除夕佳节
    玄铁殿内。

    "砰——!"

    翡翠酒盏在玄铁柱上炸得粉碎,宇文烈指节捏得"咯咯"作响:"拓跋凛不是说只是查封了茶盐司吗?!本王的仓库呢?!本王的三十万石官盐、七千担春茶呢?!"

    跪地的探子额头抵着冰冷地砖:"回...回王爷,昨晚…仓库爆炸大火…是东陵的沈砚之带玄甲卫纵的火,赤蝠大人他...没能逃出来......"

    "仓库昨夜就炸了,现在才来报?!"他声音阴冷得骇人,指节捏得咯咯作响,"你们这群废物,是等着给我收尸吗?!"

    探子伏地颤抖:“回、回王爷,昨夜外围哨卫和仓库方圆一里内的兄弟...全被灭口了!等远处弟兄赶到时,火势已控制不住...”

    宇文烈突然笑了。

    他慢条斯理地擦拭手上血迹,眼底却翻涌着滔天杀意:"好,很好...沈砚之这是赶在除夕前,给本王送了一份大礼啊。"

    指尖突然掐碎玉扳指,"那本王便回他一份——用东陵公主的心肝,来祭我茶盐司三千亡魂!"

    "六个矿坑修复如何?"他猛地转身。

    "已恢复七成。"另一人急忙禀报,"第七处加派了三倍守卫..."

    宇文烈一脚踹翻铜炉,火星四溅:"沈砚之敢动第七处,我就敢踏平凤鸣谷!"他甩袖冷笑,"让西凉那边军粮照旧运送。”

    “可…可是大人,上次拓跋凛偷袭我们军营大巢后,我们损失惨重,目前的兵力……兵力可能不足……”

    “呵呵,兵力不足?”

    宇文烈黑袍无风自动,露出腰间悬挂的青铜蛊铃。

    "慌什么?"他轻摇铃铛,地底传来令人毛骨悚然的抓挠声,"本王有的是...兵马。"

    金蛊营地牢深处,数十具双眼空洞的傀儡尸,闻铃而起。

    ————

    凤鸣谷的除夕清晨,积雪未消,屋檐下悬着的冰凌被朝阳映得剔透,像一串串水晶坠子。

    萧明昭踩着木梯,举着鸡毛掸子往檐角使劲捅,可那顽固的蛛网随风轻晃,就是不肯乖乖就范。

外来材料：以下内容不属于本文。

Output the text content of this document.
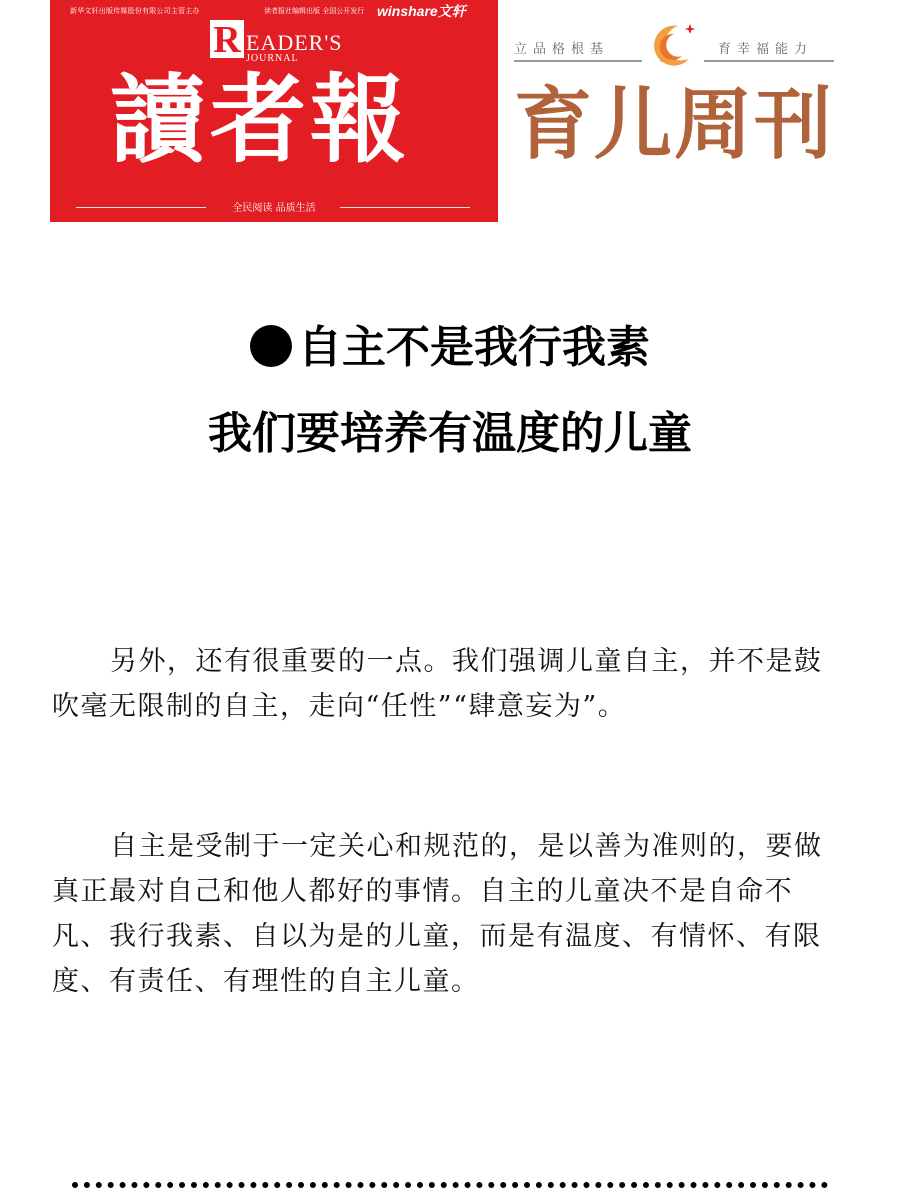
新华文轩出版传媒股份有限公司主管主办	读者报社编辑出版 全国公开发行 winshare文轩
R EADER'S
JOURNAL
讀者報
全民阅读 品质生活
立品格根基	育幸福能力
育儿周刊
自主不是我行我素
我们要培养有温度的儿童

另外，还有很重要的一点。我们强调儿童自主，并不是鼓吹毫无限制的自主，走向“任性”“肆意妄为”。

自主是受制于一定关心和规范的，是以善为准则的，要做真正最对自己和他人都好的事情。自主的儿童决不是自命不凡、我行我素、自以为是的儿童，而是有温度、有情怀、有限度、有责任、有理性的自主儿童。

    "这破网是成精了吗?!"她气得把掸子往地上一摔,转头对扶梯子的蜀锦道,"去!把沈砚之的玄铁剑拿来!"

    蜀锦嘴角抽了抽:"这……不好吧?"

    "有什么不好的?"萧明昭瞪她,"他的剑快,一剑下去,连蛛带网全没了!"

    蜀锦:"……"

    沈砚之的屋内暖意融融,炭炉上烤着的橘子"滋滋"作响,甜香弥漫。

    斩渊蹲在旁边,时不时用铁钳翻动,橘皮已经焦黄卷边。

    清风抱剑倚在窗边,看着蜀客笨手笨脚地剪窗花,一张红纸被他剪得七零八落。

    "大人,等会这橘子烤好了是先给公主送去?"斩渊笑道,"公主最爱吃甜的。"

    书案前,沈砚之执笔的手微微一顿,唇角微扬:"嗯。"

    他正写着一幅幅的春联,此时正好写到凤鸣谷外的春联,笔走龙蛇,字迹苍劲有力——剑影摇红,守万家灯火驱寒尽;侠心映碧,携一路春风送暖来。

    横批还未落笔,蜀锦就推门进来了。

    "大人,春联写好了吗?"她探头问。

    "尚未。"沈砚之头也不抬。

    蜀锦杵在原地不动,欲言又止。

    沈砚之终于抬眸:"有事?"

    蜀锦干笑:"公主说……要借您的玄铁剑一用。"

    斩渊、清风、蜀客齐刷刷的目光传来。

    沈砚之眉梢微挑:"做什么?"

    "……扫蛛网。"

    众人:“………”

    笔尖的墨汁"啪嗒"滴在红纸上,沈砚之看着毁了一半的春联,沉默片刻,随后将手里的毛笔一斜,指向屏风后的剑架:"那边。"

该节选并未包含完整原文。